La chica se erigió, mirando al chico con cierta expresión de odio:

–Iré a esa estúpida comida, aunque ahora casi lo hago más por no tener que aguantarte toda la tarde dándome el coñazo. Eso sí: te prometo que como algo salga mal, te mataré.






Con la intención de acabar esta historia cuanto antes, la chica llegó al lugar del encuentro con más de una hora de antelación y sin pendientes, cuando aún no había nadie en el restaurante.
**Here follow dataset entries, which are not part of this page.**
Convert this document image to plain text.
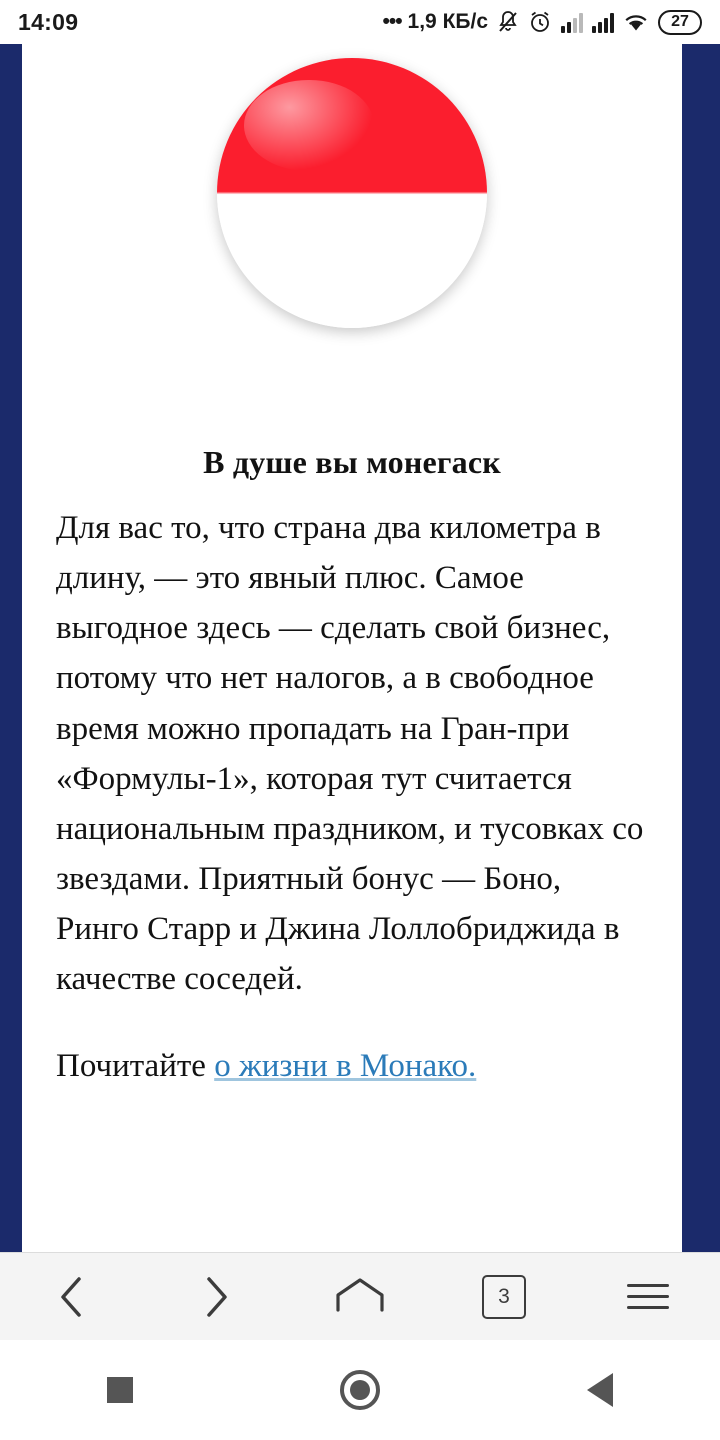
14:09	••• 1,9 КБ/с	27
В душе вы монегаск

Для вас то, что страна два километра в длину, — это явный плюс. Самое выгодное здесь — сделать свой бизнес, потому что нет налогов, а в свободное время можно пропадать на Гран-при «Формулы-1», которая тут считается национальным праздником, и тусовках со звездами. Приятный бонус — Боно, Ринго Старр и Джина Лоллобриджида в качестве соседей.

Почитайте о жизни в Монако.

3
Pidió en el bar un zumo amargo de cereza, encendió un cigarrillo y sacó de su bolso el libro reservado para las esperas, todavía con el marcapáginas pegado a la solapa. Ya era hora de empezarlo, pensó justo en el momento en que el camarero se acercó a ella:

–Señorita: le llaman por teléfono.
–¿A mí?
–Supongo. No hay nadie más aquí…
–Bien. ¿Dónde lo tengo?
–Allí –dijo señalando el final de la barra, donde efectivamente un teléfono blanco colgaba de la pared con el auricular descolgado sobre la madera.






–Lo sabía, te lo dije… esta vez me hubiese gustado equivocarme, de verdad –dijo nada más entrar en el piso, tirando al sofá la chaqueta, el bolso y el libro que aún no había guardado -, pero no. ¿Ves? Algo malo tenía que pasar.
–¿Malo? No creo que sea malo. Sólo te has equivocado de día, pero es mañana. Lo jodido hubiese sido que fuese ayer.
–¡Oh! No empieces a intentar sacar lo positivo de la mierda cuando he perdido una mañana entera haciendo el gilipollas por no escribirme las notas a graffiti en la pared.


La chica continuó hablando mientras entraba en el cuarto de baño. El chico, que había dejado el salón más o menos como estaba antes de la gran avalancha matutina, la escuchaba no con demasiada claridad. Se sentó en el sofá intentando prestar la máxima atención, pero no lo consiguió al ver como de entre la chaqueta, el bolso y el libro sobresalían, con la intención de huir, dos círculos plateados que se metió al bolsillo del pantalón automáticamente y sin remordimiento.